La tête entre les mains, Théodore fixait sa tasse d'expresso depuis trois bonnes minutes. Son reflet déformé par le liquide noir faisait vraiment peine à voir. Il avait deux jolis cernes qui faisaient leur apparition et sa mine semblait plus blafarde que d'ordinaire.
– Ce premier rencard a été un fiasco, coassa Théo sans lever le nez de sa tasse. Pourquoi tous mes rendez-vous sont ratés ? Est-ce que je suis maudit ou quelque chose comme ça ?
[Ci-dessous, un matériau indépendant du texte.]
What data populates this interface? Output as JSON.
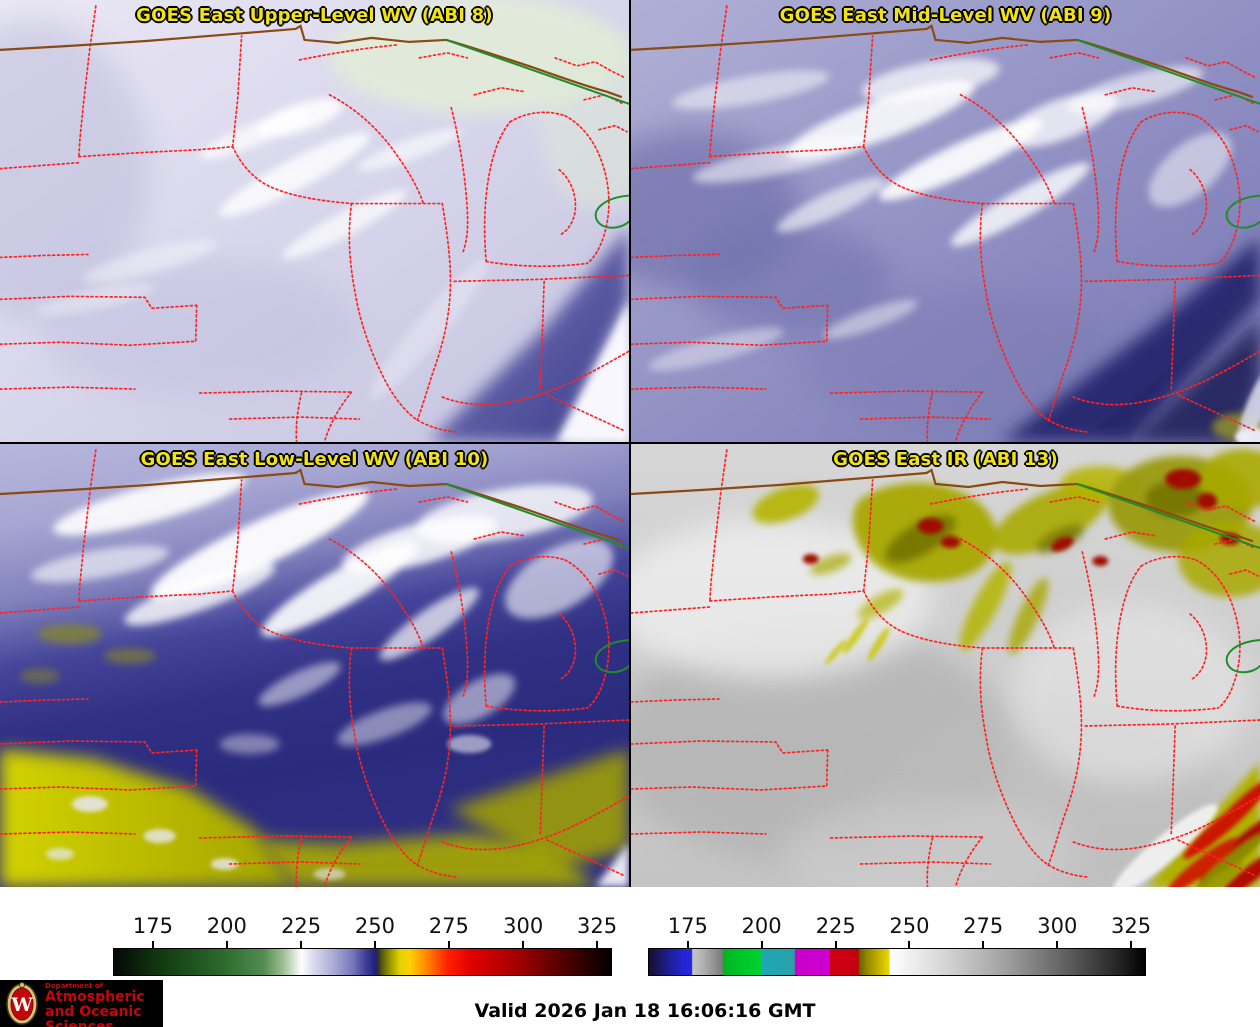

Finalement, Théodore consulta Pansy du regard. Cette dernière admirait le dernier flacon de vernis – blue velvet n°11 – qu'elle venait de s'acquérir après avoir tordu le bras d'une cliente gênante.
– Mmh ?
– Pansy, c'est sérieux, s'impatienta Théo en s'ébouriffant les cheveux. À chaque fois que j'ai un truc de prévu avec Blaise, j'ai la poisse. Il y a toujours quelque chose pour aller mal. Je... Je ne voulais pas vraiment le frapper. Je voulais simplement qu'il recule. Je lui avais bien dit que ça ne serait pas facile de me conquérir, qu'il faudrait du temps... (Pansy hocha vigoureusement de la tête, en signe de solidarité) Tout ce que j'ai fait, avec beaucoup de maladresse, c'était lui signifier que ce n'était clairement pas le moment. Après tout, au premier rendez-vous ce n'est pas obligatoire qu'il se passe quelque chose. Je ne voulais pas qu'on s'embrasse pour la première fois à...
– Hein ? Je te demande pardon ? (Apparement, Théodore avait désormais son attention tout entière) Vous... Vous ne vous êtes jamais embrassés ?
– Non.
– Et pourquoi ça ?
– Eh bien... Je...
– Tu n'as pas d'excuses. Ce mec te plaît. Tu lui plais, alors quoi ? Vous attendez qu'il neige au beau milieu du Sahara ?!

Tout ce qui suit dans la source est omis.